The district court had jurisdiction under 18 U.S.C. § 3231. We have jurisdiction to review this timely appeal under 28 U.S.C. § 1291.
The firearm evidence was admissible under the plain view doctrine. While making an in-home arrest pursuant to a valid arrest warrant, the police are permitted to make a limited protective sweep to ensure their safety if specific articulable facts are the basis for a reasonable belief that the area swept harbors an individual posing a danger to the officers or others. Maryland v. Buie, 494 U.S. 325, 327 (1990). The police may, without probable cause or reasonable suspicion, look in closets and other spaces from which an attack could immediately be launched. Id. at 334. Such searches are permitted while executing a valid search warrant as well as an arrest warrant. In the instant case, the initial entry into Coble's house was justified by the valid search warrant. The police did have specific articulable facts to support a reasonable belief that the area searched harbored a dangerous individual. Based on the officers' testimony that, in the past, they had found persons hiding in insulation and under couch cushions, we find that searching between the mattress and boxsprings falls within the appropriate scope of the sweep. The firearm evidence was admissible under the plain view doctrine. See id. at 330; Arizona v. Hicks, 480 U.S. 321, 326 (1987).
The district court judge did not abuse his discretion when he allowed the entire testimony of Detective Losh to be read to the jury in open court upon the jury's request. The jury was properly cautioned against giving undue emphasis to the testimony. See United States v. Portac, Inc., 869 F.2d 1288, 1295 (9th Cir.), cert. denied, 111 S. Ct. 129 (1990). We find no error.
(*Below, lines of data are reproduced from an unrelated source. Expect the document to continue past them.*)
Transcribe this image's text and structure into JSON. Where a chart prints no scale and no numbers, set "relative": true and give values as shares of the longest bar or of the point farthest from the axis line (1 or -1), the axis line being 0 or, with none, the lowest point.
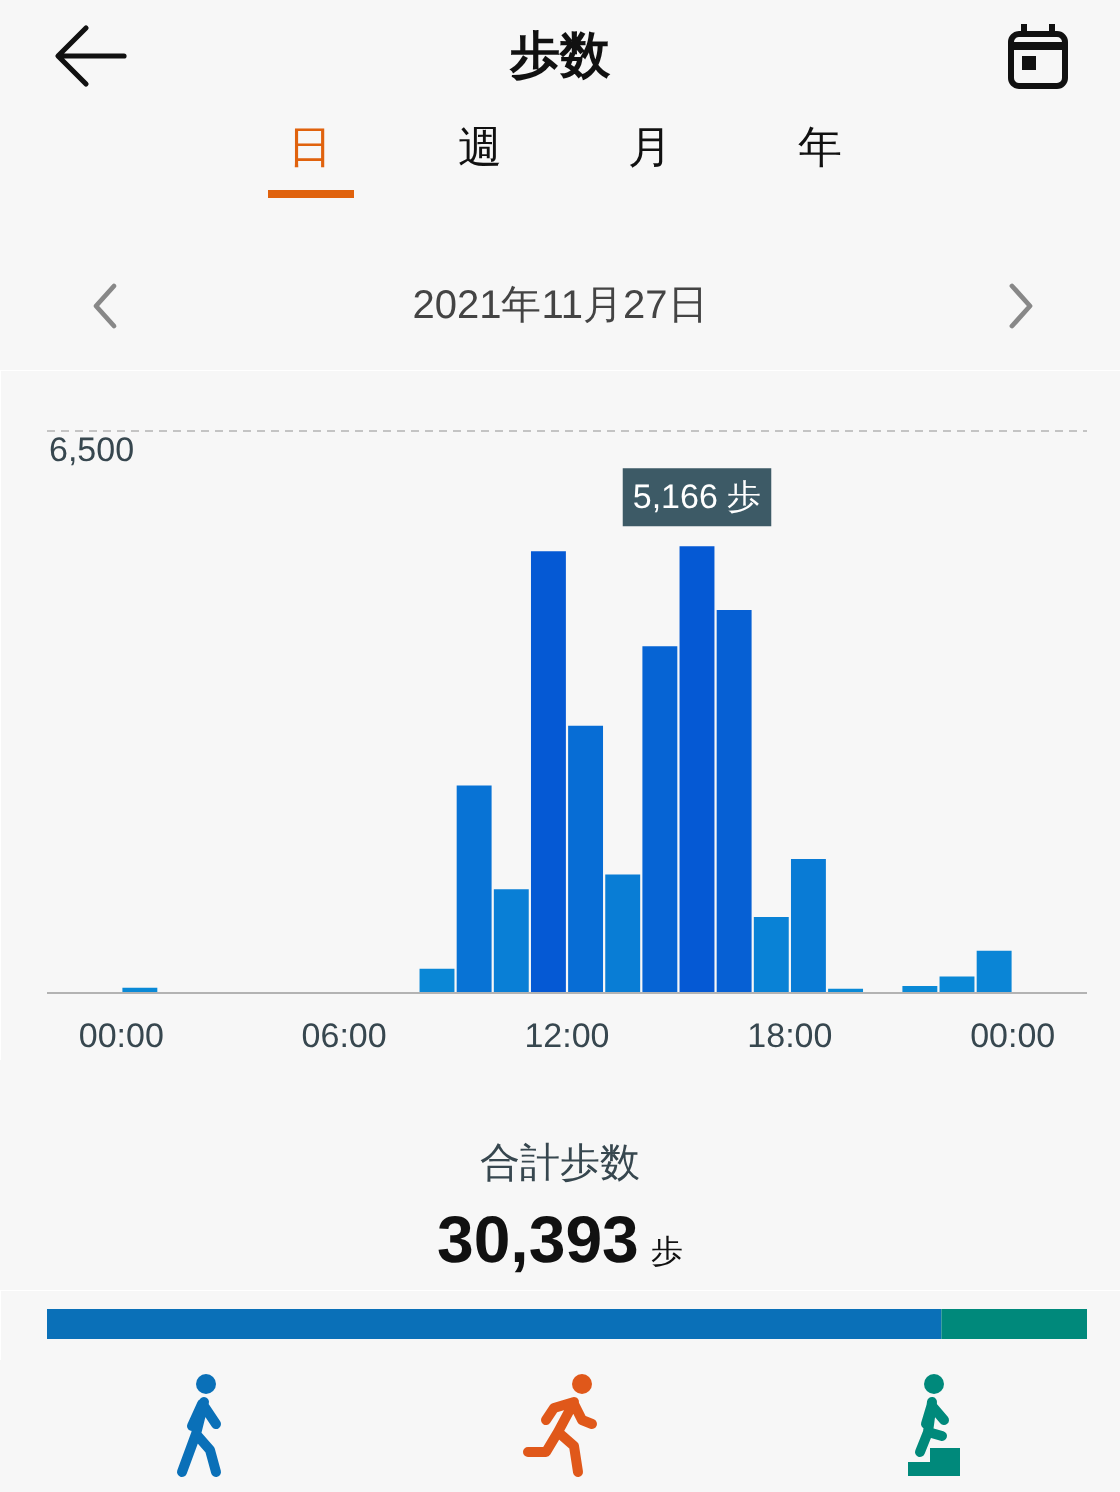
{
  "chart_data": [
    {
      "type": "other",
      "title": "歩数",
      "annotations": [
        "日",
        "週",
        "月",
        "年"
      ]
    },
    {
      "type": "bar",
      "title": "2021年11月27日",
      "x": [
        0.5,
        8.5,
        9.5,
        10.5,
        11.5,
        12.5,
        13.5,
        14.5,
        15.5,
        16.5,
        17.5,
        18.5,
        19.5,
        21.5,
        22.5,
        23.5
      ],
      "values": [
        60,
        280,
        2400,
        1200,
        5110,
        3090,
        1370,
        4010,
        5166,
        4430,
        880,
        1550,
        50,
        80,
        190,
        490
      ],
      "colors": [
        "#0a89d6",
        "#0a87d6",
        "#0873d5",
        "#097fd6",
        "#0559d4",
        "#076dd5",
        "#097dd5",
        "#0664d4",
        "#0559d4",
        "#0660d4",
        "#0982d6",
        "#097bd5",
        "#0a89d6",
        "#0a89d6",
        "#0a88d6",
        "#0a85d6"
      ],
      "value_labels": [
        null,
        null,
        null,
        null,
        null,
        null,
        null,
        null,
        "5,166 歩",
        null,
        null,
        null,
        null,
        null,
        null,
        null
      ],
      "xlim": [
        -2,
        26
      ],
      "xticks": [
        {
          "value": 0,
          "label": "00:00"
        },
        {
          "value": 6,
          "label": "06:00"
        },
        {
          "value": 12,
          "label": "12:00"
        },
        {
          "value": 18,
          "label": "18:00"
        },
        {
          "value": 24,
          "label": "00:00"
        }
      ],
      "ylim": [
        0,
        6500
      ],
      "tick_labels": "x",
      "ref_lines": [
        {
          "axis": "y",
          "value": 6500,
          "label": "6,500",
          "line_style": "dashed",
          "color": "#c4c4c4"
        }
      ]
    },
    {
      "type": "bar",
      "title": "合計歩数",
      "subtitle": "30,393 歩",
      "orientation": "horizontal",
      "stacked": true,
      "relative": true,
      "categories": [
        null
      ],
      "series": [
        {
          "color": "#0a70b8",
          "values": [
            0.86
          ]
        },
        {
          "color": "#00897b",
          "values": [
            0.14
          ]
        }
      ]
    }
  ]
}
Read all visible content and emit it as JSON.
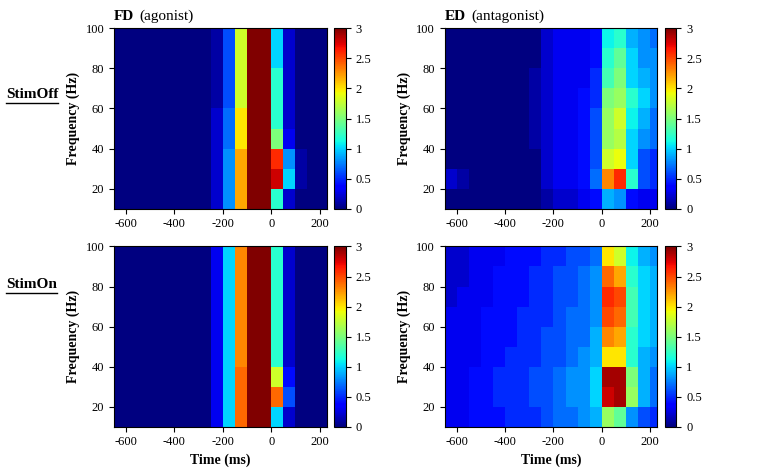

Because Coble did not raise at trial his claim that his right to procedural due process was violated when the firearm charge was referred to federal authorities for prosecution, we review only for plain error. A state prosecution does not bar a subsequent federal prosecution of the same defendant for the same acts. United States v. Wheeler, 435 U.S. 313, 317 (1978); Abbate v. United States, 359 U.S. 187, 194-95 (1959). Due process is not violated by the decision to prosecute a defendant under a federal statute, absent a showing that the decision was based upon an improper prosecutorial motive. See United States v. Goodwin, 457 U.S. 368, 380-81 (1982); Bordenkircher v. Hayes, 434 U.S. 357, 364 (1978). Coble violated a federal statute. His due process rights were not violated by the decision to prosecute him under that statute.
The judgment of the district court is AFFIRMED.